Que ceux qui sont étonnés lèvent la main. La Commission Européenne, dans ses prévisions économiques pour la zone Europe qui détaillent, pays par pays, ce que les économistes de Bruxelles pensent des budgets des états membres, n’est pas tendre avec la France.
Pour faire simple et direct, Bruxelles ne croit pas un seul instant au chiffre de 3,6 % de déficit public en fin d’année 2014 rapporté au PIB, annoncé dans le projet de loi de finances 2014 par le gouvernement français. Pour la commission, du moins, ses experts, la France devrait rester au dessus de la barre des 4 % de déficit en 2014. Plus embêtant, alors que 2013 est déjà jouée, mais que les données définitives ne sont pas encore compilées, analysées, corrigées, Bruxelles parie sur 4,2 % de déficit en 2013 contre 4,1 % pour Bercy. On attend de connaître le chiffre définitif de l’INSEE / Bercy / La Banque de France, puisqu’en France, tout le monde publie ses statistiques. L’INSEE et la Banque de France étant indépendantes de l’Etat, elles prennent un malin plaisir à sortir des chiffres à contretemps de ceux publiés par Bercy, à contretemps et qui parfois, souvent, les contredisent…

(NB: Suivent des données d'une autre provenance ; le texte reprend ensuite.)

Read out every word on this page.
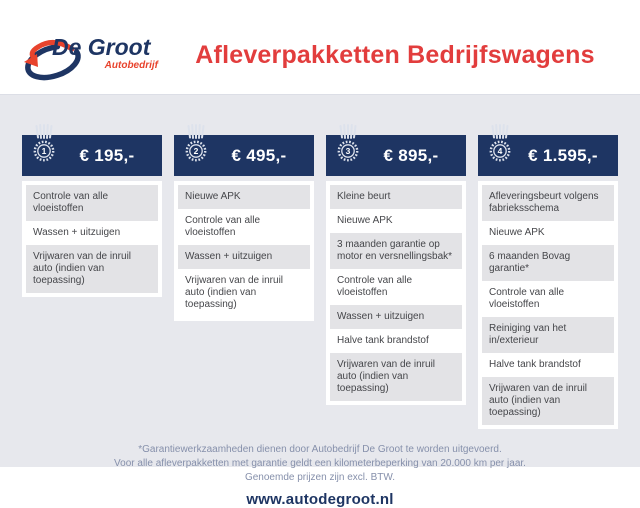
De Groot
Autobedrijf	Afleverpakketten Bedrijfswagens
1 € 195,-
Controle van alle vloeistoffen
Wassen + uitzuigen
Vrijwaren van de inruil auto (indien van toepassing)
2 € 495,-
Nieuwe APK
Controle van alle vloeistoffen
Wassen + uitzuigen
Vrijwaren van de inruil auto (indien van toepassing)
3 € 895,-
Kleine beurt
Nieuwe APK
3 maanden garantie op motor en versnellingsbak*
Controle van alle vloeistoffen
Wassen + uitzuigen
Halve tank brandstof
Vrijwaren van de inruil auto (indien van toepassing)
4 € 1.595,-
Afleveringsbeurt volgens fabrieksschema
Nieuwe APK
6 maanden Bovag garantie*
Controle van alle vloeistoffen
Reiniging van het in/exterieur
Halve tank brandstof
Vrijwaren van de inruil auto (indien van toepassing)
*Garantiewerkzaamheden dienen door Autobedrijf De Groot te worden uitgevoerd.
Voor alle afleverpakketten met garantie geldt een kilometerbeperking van 20.000 km per jaar.
Genoemde prijzen zijn excl. BTW.
www.autodegroot.nl
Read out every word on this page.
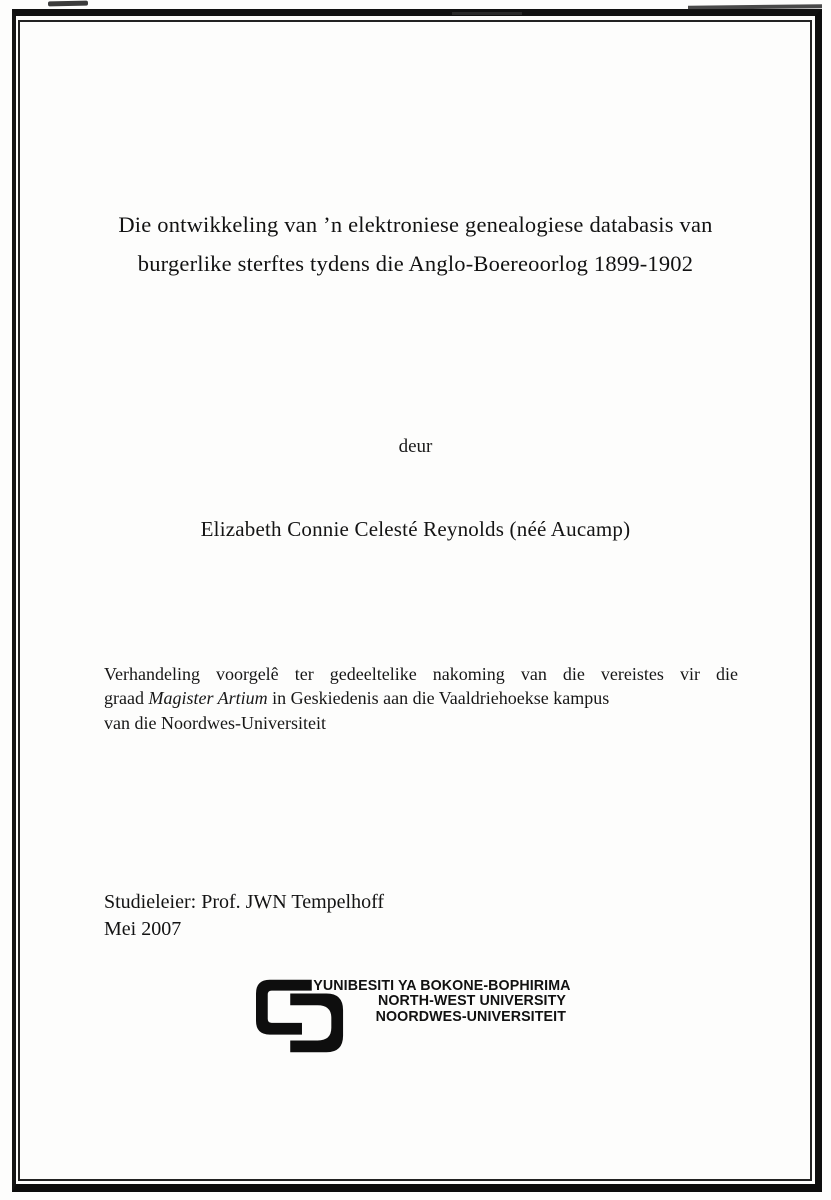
Die ontwikkeling van ’n elektroniese genealogiese databasis van
burgerlike sterftes tydens die Anglo-Boereoorlog 1899-1902
deur
Elizabeth Connie Celesté Reynolds (néé Aucamp)
Verhandeling voorgelê ter gedeeltelike nakoming van die vereistes vir die
graad Magister Artium in Geskiedenis aan die Vaaldriehoekse kampus
van die Noordwes-Universiteit
Studieleier: Prof. JWN Tempelhoff
Mei 2007
YUNIBESITI YA BOKONE-BOPHIRIMA
NORTH-WEST UNIVERSITY
NOORDWES-UNIVERSITEIT
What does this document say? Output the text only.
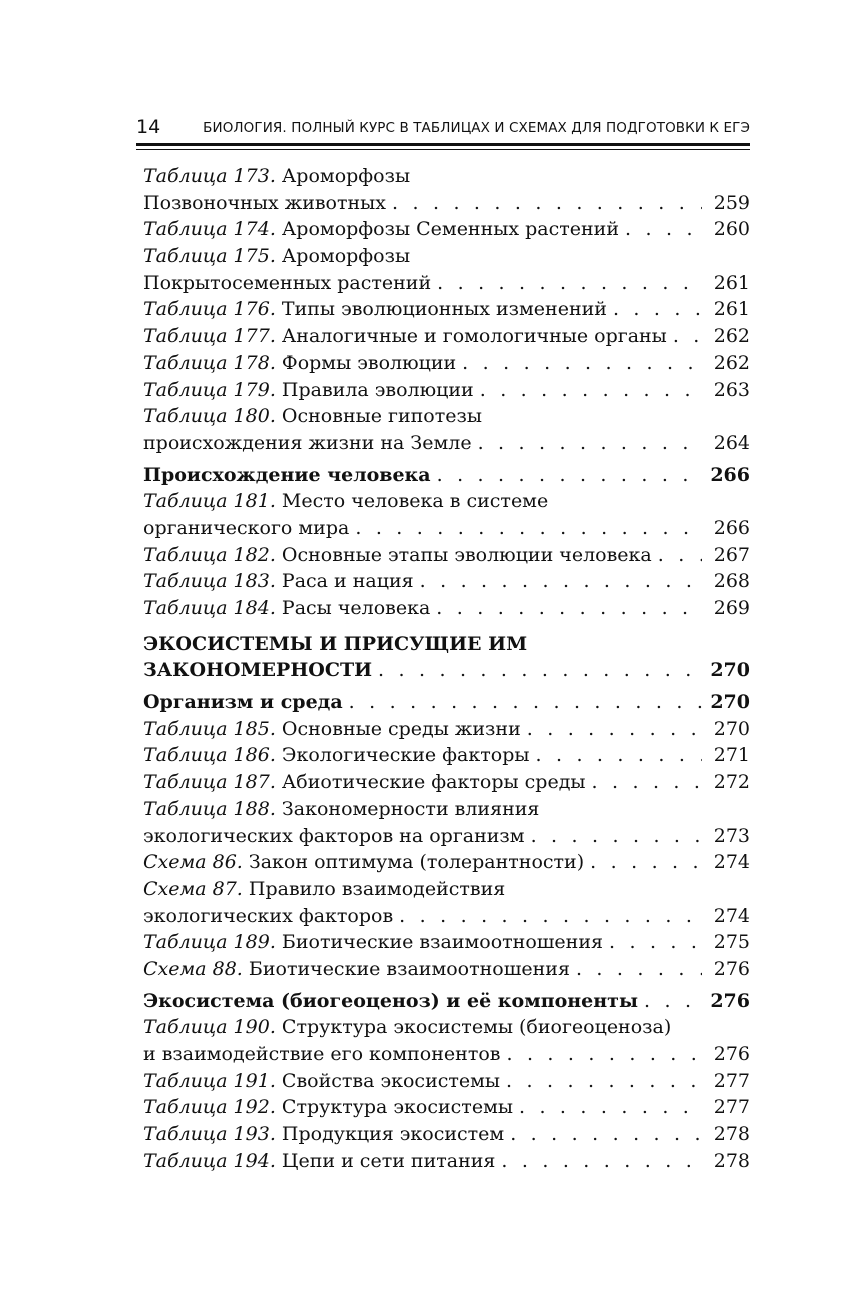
14	БИОЛОГИЯ. ПОЛНЫЙ КУРС В ТАБЛИЦАХ И СХЕМАХ ДЛЯ ПОДГОТОВКИ К ЕГЭ
Таблица 173. Ароморфозы
Позвоночных животных . . .	259
Таблица 174. Ароморфозы Семенных растений . . .	260
Таблица 175. Ароморфозы
Покрытосеменных растений . . .	261
Таблица 176. Типы эволюционных изменений . . .	261
Таблица 177. Аналогичные и гомологичные органы . . . 262
Таблица 178. Формы эволюции . . .	262
Таблица 179. Правила эволюции . . .	263
Таблица 180. Основные гипотезы
происхождения жизни на Земле . . .	264
Происхождение человека . . .	266
Таблица 181. Место человека в системе
органического мира . . .	266
Таблица 182. Основные этапы эволюции человека . . .	267
Таблица 183. Раса и нация . . .	268
Таблица 184. Расы человека . . .	269
ЭКОСИСТЕМЫ И ПРИСУЩИЕ ИМ
ЗАКОНОМЕРНОСТИ . . .	270
Организм и среда . . .	270
Таблица 185. Основные среды жизни . . .	270
Таблица 186. Экологические факторы . . .	271
Таблица 187. Абиотические факторы среды . . .	272
Таблица 188. Закономерности влияния
экологических факторов на организм . . .	273
Схема 86. Закон оптимума (толерантности) . . .	274
Схема 87. Правило взаимодействия
экологических факторов . . .	274
Таблица 189. Биотические взаимоотношения . . .	275
Схема 88. Биотические взаимоотношения . . .	276
Экосистема (биогеоценоз) и её компоненты . . .	276
Таблица 190. Структура экосистемы (биогеоценоза)
и взаимодействие его компонентов . . .	276
Таблица 191. Свойства экосистемы . . .	277
Таблица 192. Структура экосистемы . . .	277
Таблица 193. Продукция экосистем . . .	278
Таблица 194. Цепи и сети питания . . .	278
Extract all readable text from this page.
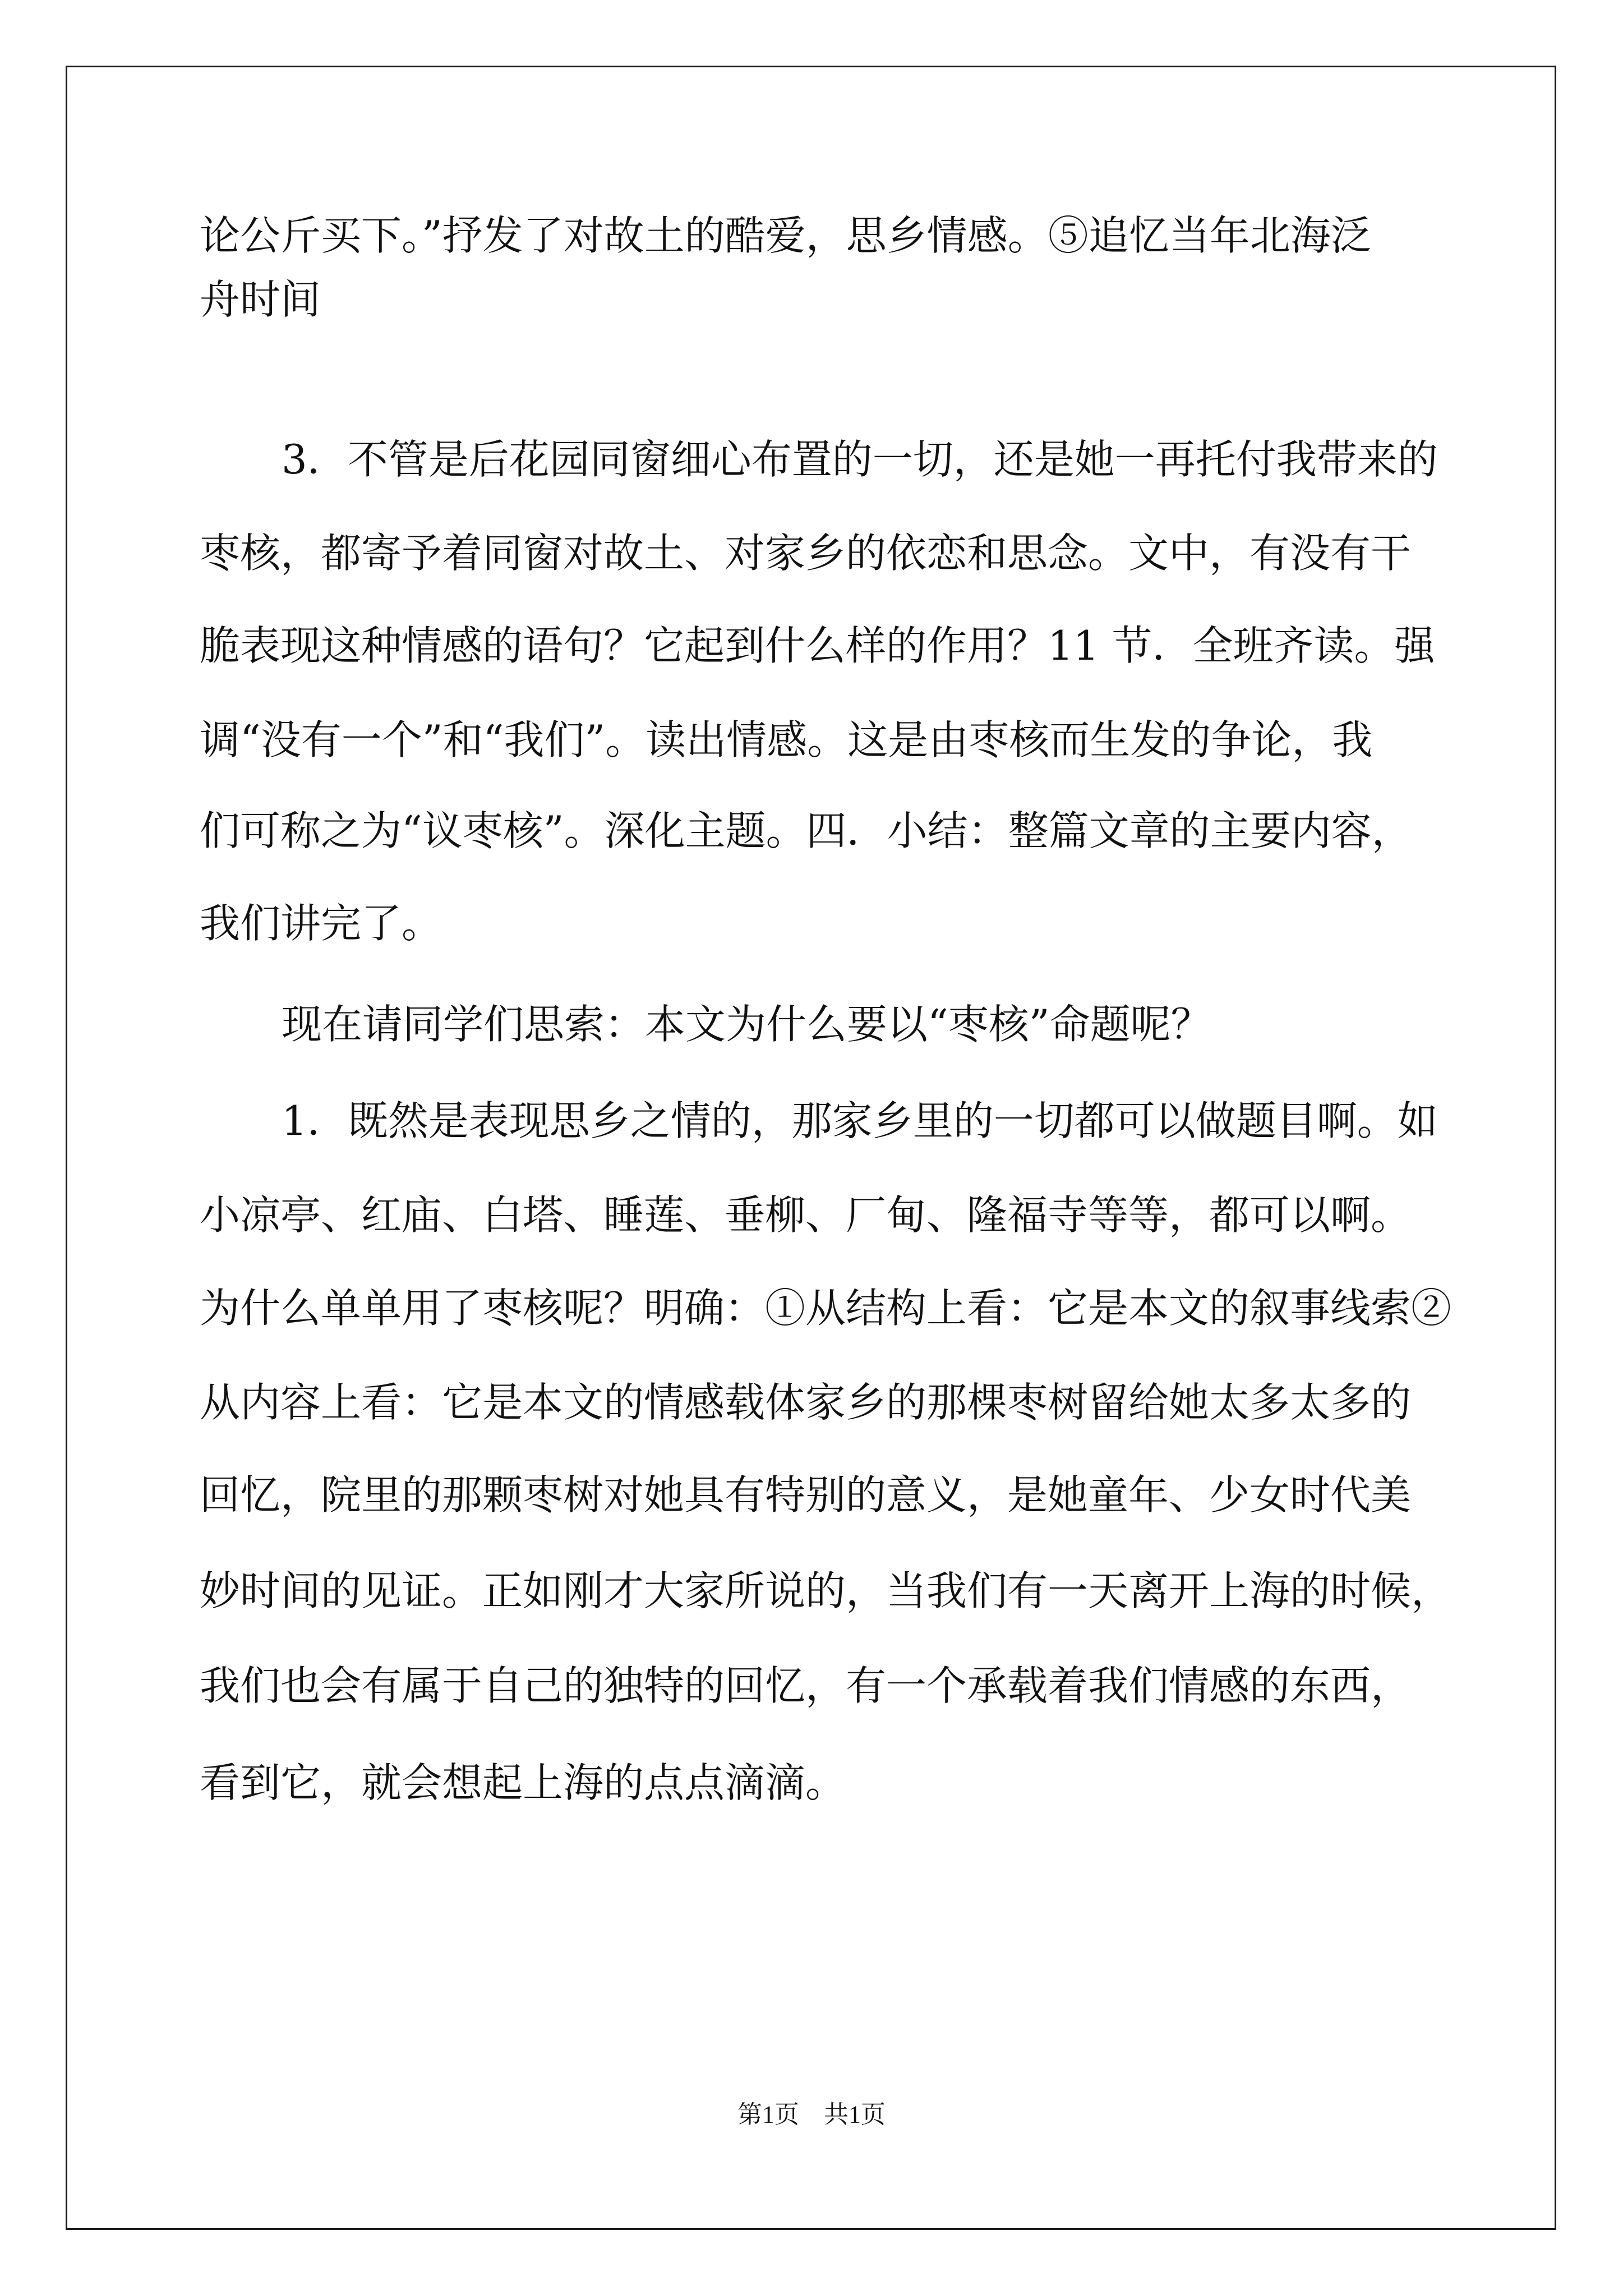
论公斤买下。”抒发了对故土的酷爱，思乡情感。⑤追忆当年北海泛
舟时间
3．不管是后花园同窗细心布置的一切，还是她一再托付我带来的
枣核，都寄予着同窗对故土、对家乡的依恋和思念。文中，有没有干
脆表现这种情感的语句？它起到什么样的作用？11 节．全班齐读。强
调“没有一个”和“我们”。读出情感。这是由枣核而生发的争论，我
们可称之为“议枣核”。深化主题。四．小结：整篇文章的主要内容，
我们讲完了。
现在请同学们思索：本文为什么要以“枣核”命题呢？
1．既然是表现思乡之情的，那家乡里的一切都可以做题目啊。如
小凉亭、红庙、白塔、睡莲、垂柳、厂甸、隆福寺等等，都可以啊。
为什么单单用了枣核呢？明确：①从结构上看：它是本文的叙事线索②
从内容上看：它是本文的情感载体家乡的那棵枣树留给她太多太多的
回忆，院里的那颗枣树对她具有特别的意义，是她童年、少女时代美
妙时间的见证。正如刚才大家所说的，当我们有一天离开上海的时候，
我们也会有属于自己的独特的回忆，有一个承载着我们情感的东西，
看到它，就会想起上海的点点滴滴。
第1页　共1页
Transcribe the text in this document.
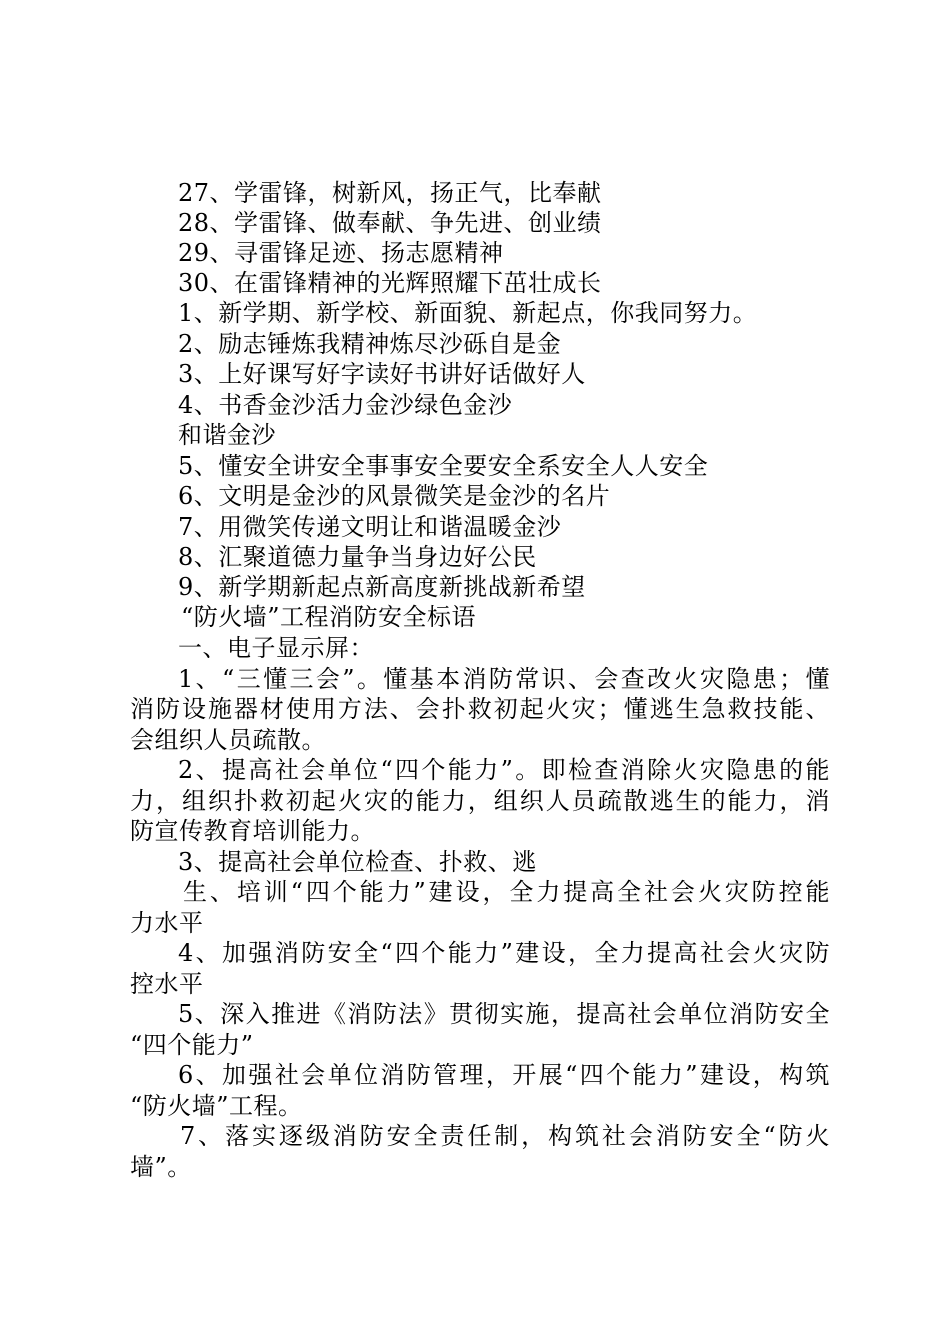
27、学雷锋，树新风，扬正气，比奉献
28、学雷锋、做奉献、争先进、创业绩
29、寻雷锋足迹、扬志愿精神
30、在雷锋精神的光辉照耀下茁壮成长
1、新学期、新学校、新面貌、新起点，你我同努力。
2、励志锤炼我精神炼尽沙砾自是金
3、上好课写好字读好书讲好话做好人
4、书香金沙活力金沙绿色金沙
和谐金沙
5、懂安全讲安全事事安全要安全系安全人人安全
6、文明是金沙的风景微笑是金沙的名片
7、用微笑传递文明让和谐温暖金沙
8、汇聚道德力量争当身边好公民
9、新学期新起点新高度新挑战新希望
“防火墙”工程消防安全标语
一、电子显示屏：
1、“三懂三会”。懂基本消防常识、会查改火灾隐患；懂
消防设施器材使用方法、会扑救初起火灾；懂逃生急救技能、
会组织人员疏散。
2、提高社会单位“四个能力”。即检查消除火灾隐患的能
力，组织扑救初起火灾的能力，组织人员疏散逃生的能力，消
防宣传教育培训能力。
3、提高社会单位检查、扑救、逃
生、培训“四个能力”建设，全力提高全社会火灾防控能
力水平
4、加强消防安全“四个能力”建设，全力提高社会火灾防
控水平
5、深入推进《消防法》贯彻实施，提高社会单位消防安全
“四个能力”
6、加强社会单位消防管理，开展“四个能力”建设，构筑
“防火墙”工程。
7、落实逐级消防安全责任制，构筑社会消防安全“防火
墙”。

Mais la vraie zone de friction entre Paris et Bruxelles, c’est l’année 2015. Si l’on tient compte de l’inertie de toute politique publique avant de produire ses effets, le gouvernement français parie passer sous la barre des 3 % de déficit public l’an prochain (ce qui aurait déjà du arriver cette année) quand la Commission Européenne n’y croit plus – elle n’y a d’ailleurs jamais vraiment cru – puisqu’elle prédit un déficit de… 3,9 %. Soit à peine 0,1 % de mieux qu’en 2014 ! Autant dire que les mesures économiques annoncées par François Hollande en début d’année laissent perplexes, pour ne pas dire pantois, les économistes de Bruxelles.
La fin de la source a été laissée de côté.